Hydraulic Motor Type

Vane motor
The vane motor consists of a housing with eccentric holes in which a rotor runs, the blades of which slide in and out. The force difference created by the unbalanced force of the pressurized fluid acting on the blades causes the rotor to rotate in one direction. A key element in vane motor design is how the blade tip is machined at the point of contact between the blade tip and the motor housing. Several types of "lip" designs are used, with the primary purpose of providing a tight seal inside the motor housing and between the blades while minimizing wear and metal-to-metal contact.

 

Gear motor
The gear motor (external gear) consists of two gears, a driven gear (connected to the output shaft by keys, etc.) and an idler wheel. The high-pressure oil is injected into one side of the gear, where it flows around the xxx of the gear, between the tip of the gear and the wall shell in which it is located, to the exit. The gears then mesh, not allowing oil flow from the outlet side back to the inlet side. For lubrication, gear motors use a small amount of oil from the pressurized side of the gear, drain it through a (usually) hydrodynamic bearing, and discharge the same oil to the low-pressure side of the gear, or through a port on a dedicated drain motor housing, which is typically connected to the line that drains the motor housing pressure to the system's reservoir. A particularly positive feature of gear motors is that catastrophic failure is rarer than most other types of hydraulic motors. This is because the gear gradually wears out the housing and/or main bushing, gradually reducing the volumetric efficiency of the motor until it is almost useless. This usually occurs long before wear causes the unit to get stuck or damaged.

 

Rotor motor
The gear rotor motor of the hydraulic motor is essentially a rotor with N-1 teeth, and the rotor/stator rotates with N teeth off-center position. A plate dispenser valve placed axially is (usually) used to direct pressurized fluid into the assembly. Several different designs exist, such as Geroller (internal or external rollers) and Nichols motors. Generally, cycloid motors are medium to low speed and medium to high torque.

 

Axial piston motor
For high-quality rotary drive systems, piston motors are usually used.
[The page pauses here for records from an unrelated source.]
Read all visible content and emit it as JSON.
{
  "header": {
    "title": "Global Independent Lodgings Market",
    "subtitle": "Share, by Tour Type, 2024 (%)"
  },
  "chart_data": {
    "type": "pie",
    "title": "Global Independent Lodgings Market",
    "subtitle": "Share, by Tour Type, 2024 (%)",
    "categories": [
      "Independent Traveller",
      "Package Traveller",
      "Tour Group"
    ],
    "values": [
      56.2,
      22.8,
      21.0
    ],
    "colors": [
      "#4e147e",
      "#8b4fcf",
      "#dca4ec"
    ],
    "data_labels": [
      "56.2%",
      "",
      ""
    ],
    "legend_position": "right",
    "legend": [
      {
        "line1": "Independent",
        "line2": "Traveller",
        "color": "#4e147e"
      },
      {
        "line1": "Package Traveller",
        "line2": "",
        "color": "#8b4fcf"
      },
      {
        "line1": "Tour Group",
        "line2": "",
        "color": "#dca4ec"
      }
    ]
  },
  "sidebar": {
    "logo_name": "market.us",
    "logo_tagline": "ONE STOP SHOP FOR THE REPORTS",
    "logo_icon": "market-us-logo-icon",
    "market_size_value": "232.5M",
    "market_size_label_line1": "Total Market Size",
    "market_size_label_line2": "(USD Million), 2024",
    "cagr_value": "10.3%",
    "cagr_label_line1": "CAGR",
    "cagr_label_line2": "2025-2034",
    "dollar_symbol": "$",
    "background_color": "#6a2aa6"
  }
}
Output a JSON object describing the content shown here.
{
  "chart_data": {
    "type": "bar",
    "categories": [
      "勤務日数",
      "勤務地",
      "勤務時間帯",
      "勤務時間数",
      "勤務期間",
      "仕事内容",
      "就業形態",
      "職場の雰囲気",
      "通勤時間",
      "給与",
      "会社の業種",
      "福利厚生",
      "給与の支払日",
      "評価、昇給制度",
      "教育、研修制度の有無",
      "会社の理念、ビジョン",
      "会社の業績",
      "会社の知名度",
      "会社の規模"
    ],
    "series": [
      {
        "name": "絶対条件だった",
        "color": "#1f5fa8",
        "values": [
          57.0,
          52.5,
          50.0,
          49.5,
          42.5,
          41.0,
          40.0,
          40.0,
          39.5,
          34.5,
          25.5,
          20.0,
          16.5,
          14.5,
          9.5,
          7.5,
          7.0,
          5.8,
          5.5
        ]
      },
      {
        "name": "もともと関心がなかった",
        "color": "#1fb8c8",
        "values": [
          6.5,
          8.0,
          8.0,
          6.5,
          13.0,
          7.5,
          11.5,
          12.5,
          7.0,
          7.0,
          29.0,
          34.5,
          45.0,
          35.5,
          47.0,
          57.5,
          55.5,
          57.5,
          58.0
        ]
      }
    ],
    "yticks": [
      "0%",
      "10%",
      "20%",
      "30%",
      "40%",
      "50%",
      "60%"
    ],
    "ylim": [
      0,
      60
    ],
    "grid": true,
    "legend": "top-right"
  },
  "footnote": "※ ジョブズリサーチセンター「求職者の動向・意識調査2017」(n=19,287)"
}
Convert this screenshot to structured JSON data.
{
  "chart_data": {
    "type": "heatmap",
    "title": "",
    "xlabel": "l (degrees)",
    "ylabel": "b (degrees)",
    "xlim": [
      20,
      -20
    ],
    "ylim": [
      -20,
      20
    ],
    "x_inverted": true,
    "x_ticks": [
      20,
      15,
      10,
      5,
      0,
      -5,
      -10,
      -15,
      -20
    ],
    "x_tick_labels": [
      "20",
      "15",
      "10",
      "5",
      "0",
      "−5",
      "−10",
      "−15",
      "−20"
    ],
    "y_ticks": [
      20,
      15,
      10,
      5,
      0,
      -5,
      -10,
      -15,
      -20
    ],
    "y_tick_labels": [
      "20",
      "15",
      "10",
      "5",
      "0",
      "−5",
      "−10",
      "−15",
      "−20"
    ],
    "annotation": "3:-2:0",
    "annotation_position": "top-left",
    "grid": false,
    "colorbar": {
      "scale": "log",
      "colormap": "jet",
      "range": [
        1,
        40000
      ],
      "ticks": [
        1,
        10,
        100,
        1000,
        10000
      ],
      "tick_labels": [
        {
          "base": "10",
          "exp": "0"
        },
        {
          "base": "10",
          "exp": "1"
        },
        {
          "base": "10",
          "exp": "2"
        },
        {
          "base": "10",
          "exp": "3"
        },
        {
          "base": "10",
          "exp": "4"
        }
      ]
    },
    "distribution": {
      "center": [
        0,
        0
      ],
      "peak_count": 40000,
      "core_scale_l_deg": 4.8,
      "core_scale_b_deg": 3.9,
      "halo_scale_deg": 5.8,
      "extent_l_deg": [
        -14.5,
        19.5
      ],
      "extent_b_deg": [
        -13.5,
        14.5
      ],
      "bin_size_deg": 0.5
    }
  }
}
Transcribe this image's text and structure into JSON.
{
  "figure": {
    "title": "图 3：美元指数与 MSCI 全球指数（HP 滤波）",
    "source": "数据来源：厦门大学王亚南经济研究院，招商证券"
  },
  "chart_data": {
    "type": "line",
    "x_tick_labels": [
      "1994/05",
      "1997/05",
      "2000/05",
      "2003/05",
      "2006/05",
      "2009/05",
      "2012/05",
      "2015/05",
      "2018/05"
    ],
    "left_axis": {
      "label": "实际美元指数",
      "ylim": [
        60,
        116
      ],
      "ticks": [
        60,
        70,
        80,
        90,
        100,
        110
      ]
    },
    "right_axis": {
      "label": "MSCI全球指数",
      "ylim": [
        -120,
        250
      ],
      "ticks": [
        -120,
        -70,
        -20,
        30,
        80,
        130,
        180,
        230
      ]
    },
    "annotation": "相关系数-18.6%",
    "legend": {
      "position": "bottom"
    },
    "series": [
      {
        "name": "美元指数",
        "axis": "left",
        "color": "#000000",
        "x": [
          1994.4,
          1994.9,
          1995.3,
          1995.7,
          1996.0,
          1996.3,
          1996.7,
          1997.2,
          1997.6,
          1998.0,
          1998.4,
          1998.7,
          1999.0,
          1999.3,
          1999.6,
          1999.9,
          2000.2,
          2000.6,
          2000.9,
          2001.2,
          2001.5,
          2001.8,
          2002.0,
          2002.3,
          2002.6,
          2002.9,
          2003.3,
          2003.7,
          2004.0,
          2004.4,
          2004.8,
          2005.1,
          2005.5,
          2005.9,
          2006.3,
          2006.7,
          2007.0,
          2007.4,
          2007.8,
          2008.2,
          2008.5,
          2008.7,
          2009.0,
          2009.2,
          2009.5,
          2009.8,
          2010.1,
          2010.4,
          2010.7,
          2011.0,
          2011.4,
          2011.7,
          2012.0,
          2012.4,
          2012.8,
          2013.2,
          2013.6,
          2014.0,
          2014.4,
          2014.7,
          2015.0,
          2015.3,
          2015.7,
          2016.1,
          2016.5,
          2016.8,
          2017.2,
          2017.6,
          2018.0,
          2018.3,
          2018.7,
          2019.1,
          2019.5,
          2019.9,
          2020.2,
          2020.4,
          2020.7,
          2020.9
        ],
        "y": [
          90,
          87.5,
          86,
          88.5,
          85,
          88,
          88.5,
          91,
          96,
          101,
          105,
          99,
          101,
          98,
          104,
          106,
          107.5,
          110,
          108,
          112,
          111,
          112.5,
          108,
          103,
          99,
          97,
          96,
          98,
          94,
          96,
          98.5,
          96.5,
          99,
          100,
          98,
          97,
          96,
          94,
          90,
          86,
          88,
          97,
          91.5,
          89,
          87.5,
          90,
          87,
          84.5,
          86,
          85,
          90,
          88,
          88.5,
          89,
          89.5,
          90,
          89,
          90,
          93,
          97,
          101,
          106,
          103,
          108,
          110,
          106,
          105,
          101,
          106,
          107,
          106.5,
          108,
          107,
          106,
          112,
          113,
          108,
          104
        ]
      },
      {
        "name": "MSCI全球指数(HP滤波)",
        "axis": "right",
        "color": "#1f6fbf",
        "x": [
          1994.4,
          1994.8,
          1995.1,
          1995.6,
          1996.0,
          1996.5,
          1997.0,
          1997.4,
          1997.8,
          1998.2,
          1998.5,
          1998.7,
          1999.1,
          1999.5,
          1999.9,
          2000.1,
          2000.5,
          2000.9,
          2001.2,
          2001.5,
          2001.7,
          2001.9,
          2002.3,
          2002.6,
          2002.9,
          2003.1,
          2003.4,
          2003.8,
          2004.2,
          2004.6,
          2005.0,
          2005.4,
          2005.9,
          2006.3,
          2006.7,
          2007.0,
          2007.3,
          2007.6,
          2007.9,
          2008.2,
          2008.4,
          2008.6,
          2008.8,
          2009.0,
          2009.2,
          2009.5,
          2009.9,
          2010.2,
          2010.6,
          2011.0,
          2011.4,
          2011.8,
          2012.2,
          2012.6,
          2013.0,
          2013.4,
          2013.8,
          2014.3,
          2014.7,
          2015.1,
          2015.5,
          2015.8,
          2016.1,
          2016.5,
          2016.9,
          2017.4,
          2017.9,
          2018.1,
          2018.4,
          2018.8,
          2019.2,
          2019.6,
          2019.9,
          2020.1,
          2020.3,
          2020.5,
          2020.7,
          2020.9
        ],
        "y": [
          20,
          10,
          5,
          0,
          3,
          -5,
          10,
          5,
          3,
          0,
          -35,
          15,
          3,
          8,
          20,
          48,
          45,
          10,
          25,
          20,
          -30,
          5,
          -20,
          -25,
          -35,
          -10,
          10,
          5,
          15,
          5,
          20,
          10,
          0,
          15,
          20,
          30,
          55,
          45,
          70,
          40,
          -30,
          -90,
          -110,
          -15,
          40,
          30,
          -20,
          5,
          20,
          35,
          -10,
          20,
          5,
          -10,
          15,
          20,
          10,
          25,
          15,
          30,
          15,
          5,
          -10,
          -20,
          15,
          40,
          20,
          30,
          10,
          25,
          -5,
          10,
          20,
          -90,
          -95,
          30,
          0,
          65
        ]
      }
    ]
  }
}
Hydraulic pumps range in speed from 1200 to 1800rpm, while machinery driven by motors usually requires much lower speeds. This means that when using an axial piston motor (xxx displacement of 2 liters), a gearbox is usually required. For continuously adjustable sweep volumes, an axial piston motor is used.

As with piston (reciprocating) pumps, piston motors are most commonly designed to be axial. This type of motor is most commonly used in hydraulic systems. Like their pump counterparts, these motors are available in variable and fixed displacement designs. Typical usable (within acceptable efficiency range) rotational speeds range from less than 50 rpm to above 14,000 rpm. Efficiency and minimum/xxx rpm largely depend on the design of the rotary group, and many different types are used.